We just reviewed a Clynelish, so how ’bout Brora? Sort of a VW/Audi thing. Or something. Unfortunately, I have less than a dozen bottles of Brora left in the bunker, so unless something drastically changes in the coming years, reviews of this Sutherland beauty are bound to be as scarce as oases in the Sahara. Recently, however, I had occasion to pop the cork on a special bottle to mark a celebration: I promised some mates that if Trump was booted from office I would open a Brora. I also promised myself a mental health break from the political divisiveness that seems be tearing civilization apart and a return to whisky jotting in my spare time. So…here we are.
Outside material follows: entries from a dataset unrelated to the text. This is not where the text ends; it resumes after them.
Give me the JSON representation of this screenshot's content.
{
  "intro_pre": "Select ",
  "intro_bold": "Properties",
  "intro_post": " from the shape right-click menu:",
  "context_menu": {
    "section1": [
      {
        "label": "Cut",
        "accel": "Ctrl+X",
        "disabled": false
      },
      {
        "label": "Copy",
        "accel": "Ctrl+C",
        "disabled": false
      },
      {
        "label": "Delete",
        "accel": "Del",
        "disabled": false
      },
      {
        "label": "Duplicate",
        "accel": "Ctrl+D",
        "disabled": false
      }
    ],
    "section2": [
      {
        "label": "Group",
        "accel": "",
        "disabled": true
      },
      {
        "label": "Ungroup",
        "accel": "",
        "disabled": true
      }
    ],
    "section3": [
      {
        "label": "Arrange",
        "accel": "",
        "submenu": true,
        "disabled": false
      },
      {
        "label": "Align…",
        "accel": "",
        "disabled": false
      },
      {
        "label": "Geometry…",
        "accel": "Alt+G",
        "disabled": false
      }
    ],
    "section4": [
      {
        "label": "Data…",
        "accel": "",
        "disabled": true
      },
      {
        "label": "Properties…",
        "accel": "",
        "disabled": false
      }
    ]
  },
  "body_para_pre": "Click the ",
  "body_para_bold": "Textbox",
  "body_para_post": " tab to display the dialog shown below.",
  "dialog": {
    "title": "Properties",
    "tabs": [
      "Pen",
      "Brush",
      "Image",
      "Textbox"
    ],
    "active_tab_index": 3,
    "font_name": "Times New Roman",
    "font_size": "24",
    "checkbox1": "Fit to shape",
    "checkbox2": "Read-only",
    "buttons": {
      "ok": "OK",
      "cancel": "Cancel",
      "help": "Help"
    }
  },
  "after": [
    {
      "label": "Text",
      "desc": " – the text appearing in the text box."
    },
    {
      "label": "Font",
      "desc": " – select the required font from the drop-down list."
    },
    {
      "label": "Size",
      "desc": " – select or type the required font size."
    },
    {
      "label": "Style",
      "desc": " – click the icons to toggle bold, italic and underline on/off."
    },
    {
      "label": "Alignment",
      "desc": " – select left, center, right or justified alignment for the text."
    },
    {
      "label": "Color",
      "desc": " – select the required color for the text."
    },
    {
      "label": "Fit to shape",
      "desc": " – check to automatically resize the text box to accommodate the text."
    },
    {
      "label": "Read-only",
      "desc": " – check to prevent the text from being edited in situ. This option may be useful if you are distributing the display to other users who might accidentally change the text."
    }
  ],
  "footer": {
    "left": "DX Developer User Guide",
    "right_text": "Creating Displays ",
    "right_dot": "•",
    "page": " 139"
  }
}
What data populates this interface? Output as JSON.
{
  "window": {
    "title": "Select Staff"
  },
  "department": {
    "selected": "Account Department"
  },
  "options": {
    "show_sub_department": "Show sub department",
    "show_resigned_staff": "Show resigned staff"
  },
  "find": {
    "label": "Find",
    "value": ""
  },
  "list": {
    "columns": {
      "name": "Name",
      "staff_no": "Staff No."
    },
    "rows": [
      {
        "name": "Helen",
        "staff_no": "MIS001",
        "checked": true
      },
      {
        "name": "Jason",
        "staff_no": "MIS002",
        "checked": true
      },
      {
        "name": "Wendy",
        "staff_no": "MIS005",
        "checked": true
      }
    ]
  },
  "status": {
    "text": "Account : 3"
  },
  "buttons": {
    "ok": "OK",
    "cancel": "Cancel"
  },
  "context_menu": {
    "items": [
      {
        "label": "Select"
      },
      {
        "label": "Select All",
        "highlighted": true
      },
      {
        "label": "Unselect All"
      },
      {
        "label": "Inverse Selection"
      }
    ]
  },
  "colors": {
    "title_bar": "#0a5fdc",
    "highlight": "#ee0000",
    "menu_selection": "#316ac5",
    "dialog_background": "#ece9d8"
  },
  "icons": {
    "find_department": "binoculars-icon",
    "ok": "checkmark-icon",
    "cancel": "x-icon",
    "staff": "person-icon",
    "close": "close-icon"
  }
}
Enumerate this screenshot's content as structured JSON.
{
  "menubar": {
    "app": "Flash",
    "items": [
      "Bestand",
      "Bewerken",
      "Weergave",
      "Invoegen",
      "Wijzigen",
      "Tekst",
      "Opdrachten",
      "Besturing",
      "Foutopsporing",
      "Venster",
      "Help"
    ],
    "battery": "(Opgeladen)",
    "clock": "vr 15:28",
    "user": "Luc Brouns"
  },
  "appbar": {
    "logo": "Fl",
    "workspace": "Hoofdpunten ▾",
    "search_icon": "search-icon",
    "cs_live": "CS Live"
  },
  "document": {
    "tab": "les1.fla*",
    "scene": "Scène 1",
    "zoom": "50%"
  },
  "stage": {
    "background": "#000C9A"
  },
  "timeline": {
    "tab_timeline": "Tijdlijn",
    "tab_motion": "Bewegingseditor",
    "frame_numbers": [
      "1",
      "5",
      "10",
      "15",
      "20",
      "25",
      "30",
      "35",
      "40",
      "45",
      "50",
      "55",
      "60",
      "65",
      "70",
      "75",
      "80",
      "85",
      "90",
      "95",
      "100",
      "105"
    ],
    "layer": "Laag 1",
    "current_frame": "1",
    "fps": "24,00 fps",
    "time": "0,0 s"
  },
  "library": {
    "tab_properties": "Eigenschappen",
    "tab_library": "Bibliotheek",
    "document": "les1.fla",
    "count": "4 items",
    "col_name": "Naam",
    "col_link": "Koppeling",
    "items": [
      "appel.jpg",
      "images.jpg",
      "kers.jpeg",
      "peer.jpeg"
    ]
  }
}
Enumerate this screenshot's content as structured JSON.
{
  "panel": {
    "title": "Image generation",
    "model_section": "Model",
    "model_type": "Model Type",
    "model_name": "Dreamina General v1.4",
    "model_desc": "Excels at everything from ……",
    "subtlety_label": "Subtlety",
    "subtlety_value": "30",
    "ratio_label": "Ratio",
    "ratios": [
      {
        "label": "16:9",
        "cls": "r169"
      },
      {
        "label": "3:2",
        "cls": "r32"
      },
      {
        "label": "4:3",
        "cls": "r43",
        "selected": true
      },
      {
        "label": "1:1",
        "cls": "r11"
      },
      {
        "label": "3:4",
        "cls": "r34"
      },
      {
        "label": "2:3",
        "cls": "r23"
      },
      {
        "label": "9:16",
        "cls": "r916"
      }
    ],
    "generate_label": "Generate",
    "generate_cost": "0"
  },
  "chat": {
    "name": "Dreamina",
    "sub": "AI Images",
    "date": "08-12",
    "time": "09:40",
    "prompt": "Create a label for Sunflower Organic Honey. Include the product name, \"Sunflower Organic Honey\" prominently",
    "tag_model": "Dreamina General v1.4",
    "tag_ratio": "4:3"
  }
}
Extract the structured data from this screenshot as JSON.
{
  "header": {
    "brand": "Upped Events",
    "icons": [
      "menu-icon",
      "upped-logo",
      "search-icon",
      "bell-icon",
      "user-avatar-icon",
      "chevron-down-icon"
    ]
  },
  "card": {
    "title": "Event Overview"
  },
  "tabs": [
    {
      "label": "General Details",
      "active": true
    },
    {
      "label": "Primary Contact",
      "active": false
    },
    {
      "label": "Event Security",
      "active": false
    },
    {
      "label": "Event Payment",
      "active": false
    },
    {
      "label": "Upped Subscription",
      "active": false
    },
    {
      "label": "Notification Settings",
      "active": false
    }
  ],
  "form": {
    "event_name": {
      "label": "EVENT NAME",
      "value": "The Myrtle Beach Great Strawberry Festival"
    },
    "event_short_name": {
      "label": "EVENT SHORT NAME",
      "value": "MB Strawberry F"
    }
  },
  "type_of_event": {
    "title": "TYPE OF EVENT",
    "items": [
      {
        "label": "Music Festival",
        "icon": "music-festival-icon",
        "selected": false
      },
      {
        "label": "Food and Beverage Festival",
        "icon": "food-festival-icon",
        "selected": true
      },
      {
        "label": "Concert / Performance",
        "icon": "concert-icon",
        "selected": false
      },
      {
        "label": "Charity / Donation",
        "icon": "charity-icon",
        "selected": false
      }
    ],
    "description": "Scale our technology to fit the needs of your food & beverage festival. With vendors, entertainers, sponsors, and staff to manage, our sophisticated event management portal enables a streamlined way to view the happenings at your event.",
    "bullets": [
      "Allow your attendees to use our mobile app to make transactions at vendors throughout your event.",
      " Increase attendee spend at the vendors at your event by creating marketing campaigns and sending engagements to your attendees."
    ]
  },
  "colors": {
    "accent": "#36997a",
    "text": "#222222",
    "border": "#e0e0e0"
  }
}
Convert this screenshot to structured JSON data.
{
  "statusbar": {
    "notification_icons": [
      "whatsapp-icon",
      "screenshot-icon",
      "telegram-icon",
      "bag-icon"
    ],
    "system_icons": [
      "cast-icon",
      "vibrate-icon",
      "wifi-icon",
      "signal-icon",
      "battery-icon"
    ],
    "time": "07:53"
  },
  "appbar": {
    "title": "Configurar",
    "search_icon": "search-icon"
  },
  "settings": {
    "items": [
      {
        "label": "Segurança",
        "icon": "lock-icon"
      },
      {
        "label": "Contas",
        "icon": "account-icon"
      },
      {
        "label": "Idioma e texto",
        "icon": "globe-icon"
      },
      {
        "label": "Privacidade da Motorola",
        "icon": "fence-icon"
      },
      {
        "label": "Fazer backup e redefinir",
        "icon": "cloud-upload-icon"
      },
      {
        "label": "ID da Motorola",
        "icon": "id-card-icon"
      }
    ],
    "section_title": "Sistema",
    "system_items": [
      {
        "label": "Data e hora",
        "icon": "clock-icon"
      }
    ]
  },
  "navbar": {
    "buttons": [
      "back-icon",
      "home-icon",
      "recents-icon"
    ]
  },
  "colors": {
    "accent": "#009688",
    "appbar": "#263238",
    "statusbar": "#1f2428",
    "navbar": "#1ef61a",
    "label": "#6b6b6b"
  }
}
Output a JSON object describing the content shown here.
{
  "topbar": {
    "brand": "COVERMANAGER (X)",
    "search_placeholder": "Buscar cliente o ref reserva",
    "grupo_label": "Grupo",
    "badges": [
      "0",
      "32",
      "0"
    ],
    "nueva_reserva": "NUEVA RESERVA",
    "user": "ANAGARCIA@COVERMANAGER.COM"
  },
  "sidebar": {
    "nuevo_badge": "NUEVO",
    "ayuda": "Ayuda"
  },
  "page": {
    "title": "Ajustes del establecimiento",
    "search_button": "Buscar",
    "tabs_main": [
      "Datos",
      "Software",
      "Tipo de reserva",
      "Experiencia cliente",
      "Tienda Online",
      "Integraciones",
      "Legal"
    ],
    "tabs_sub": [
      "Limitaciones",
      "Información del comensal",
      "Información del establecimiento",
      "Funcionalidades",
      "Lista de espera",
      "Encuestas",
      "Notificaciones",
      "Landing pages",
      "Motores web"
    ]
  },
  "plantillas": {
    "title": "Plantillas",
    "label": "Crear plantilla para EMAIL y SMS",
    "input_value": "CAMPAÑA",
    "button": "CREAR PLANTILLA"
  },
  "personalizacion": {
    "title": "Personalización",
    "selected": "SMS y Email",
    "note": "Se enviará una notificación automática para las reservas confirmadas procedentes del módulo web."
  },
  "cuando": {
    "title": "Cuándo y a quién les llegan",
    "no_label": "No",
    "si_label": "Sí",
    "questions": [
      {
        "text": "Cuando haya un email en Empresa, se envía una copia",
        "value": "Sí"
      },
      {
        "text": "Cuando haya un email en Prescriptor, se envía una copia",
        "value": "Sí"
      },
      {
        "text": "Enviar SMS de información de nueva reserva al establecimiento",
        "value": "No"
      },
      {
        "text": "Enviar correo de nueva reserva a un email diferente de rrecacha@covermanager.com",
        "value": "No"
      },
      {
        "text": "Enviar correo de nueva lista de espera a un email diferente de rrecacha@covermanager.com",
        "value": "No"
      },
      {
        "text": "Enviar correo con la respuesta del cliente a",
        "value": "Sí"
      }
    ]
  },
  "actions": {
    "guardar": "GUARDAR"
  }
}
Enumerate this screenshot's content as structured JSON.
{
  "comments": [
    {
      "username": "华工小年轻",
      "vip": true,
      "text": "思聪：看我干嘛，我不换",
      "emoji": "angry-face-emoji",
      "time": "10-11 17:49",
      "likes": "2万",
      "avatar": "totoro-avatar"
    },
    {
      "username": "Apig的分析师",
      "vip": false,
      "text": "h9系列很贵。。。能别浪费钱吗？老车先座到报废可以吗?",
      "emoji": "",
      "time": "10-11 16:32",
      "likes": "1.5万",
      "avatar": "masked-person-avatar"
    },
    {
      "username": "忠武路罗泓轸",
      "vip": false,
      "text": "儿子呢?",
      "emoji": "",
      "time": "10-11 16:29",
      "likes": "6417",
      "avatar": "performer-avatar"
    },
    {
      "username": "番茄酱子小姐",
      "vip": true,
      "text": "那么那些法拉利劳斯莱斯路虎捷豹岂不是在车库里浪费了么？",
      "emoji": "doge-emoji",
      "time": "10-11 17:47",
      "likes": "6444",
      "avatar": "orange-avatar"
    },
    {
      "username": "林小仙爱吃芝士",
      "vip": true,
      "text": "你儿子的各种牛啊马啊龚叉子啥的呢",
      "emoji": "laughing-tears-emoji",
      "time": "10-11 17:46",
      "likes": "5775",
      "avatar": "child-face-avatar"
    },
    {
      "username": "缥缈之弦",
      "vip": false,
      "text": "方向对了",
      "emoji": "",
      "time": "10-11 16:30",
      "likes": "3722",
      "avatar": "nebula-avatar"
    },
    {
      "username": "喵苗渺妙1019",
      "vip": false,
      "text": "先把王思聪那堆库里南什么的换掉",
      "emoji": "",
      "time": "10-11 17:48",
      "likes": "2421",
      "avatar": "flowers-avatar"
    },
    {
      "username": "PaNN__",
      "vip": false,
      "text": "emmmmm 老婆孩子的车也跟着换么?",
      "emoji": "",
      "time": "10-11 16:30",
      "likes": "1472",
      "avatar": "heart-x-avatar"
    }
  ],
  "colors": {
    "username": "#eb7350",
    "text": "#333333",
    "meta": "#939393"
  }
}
Brora has a reputation, of course, but Brora also has a complicated personality. Not only are there some nearly impossible ties to unknot between Brora and Clynelish (especially in the earliest years of tandem distillation at the neighboring sites, but also between the more heavily-peated outings and those that are more fruit/wax/caramel-driven. I’ve had both. And both can be utterly dazzling. And, though it won’t put this conversation to bed, it will at least allow us to hit ‘snooze’ for a bit and return to this rather big subject later on. Let’s just say, I have my theories.
This 34 year old is one of the more restrained Broras I’ve yet tried. The nose, especially, is a wee bit shy, but the palate is much more expressive. If you’re chasing big phenols, you’re looking in the wrong place. But at 34 years, you’d be looking in the wrong place no matter which expression you were tasting. There’s a nod to the peatier years here, but it arrives like the fashionably late party goer. Albeit…maybe a bit more well-behaved, when all is said and done.
This release was a part of Diageo’s Annual Releases back in 2017, before they nixed the inclusion of Brora and Port Ellen in those outturns. It was limited to 3,000 bottles. 51.9% abv.
Nose: Little peat to speak of. But of course, there’s some wax. A touch of milk chocolate. Orange juice. Warm chamois leather. Incredibly soft fruit mélange. Apple pie (easy on the cinnamon and such). Putty. Even a faint hint of capers. Clay. An unlit Cuban, where the aromas are subtle and pretty.
Palate: Oh, wow. Juicy and mouthwatering. Orange and tangerine right up front. There’s a bit of smokiness come the mid palate, but it arrives with vanilla, melon and much more wax. Some more citrus, mostly lemon. Now we have some peat, by way of a slight earthy funk. A touch of blanched almond.
Finish: Clean and long. Some honeydew melon and deeply herbal notes.
Thoughts: Not sure why this one isn’t held in higher esteem than it is. May take a wee bit more concentration, but peeling back the layers shows just how elegant and layered it is.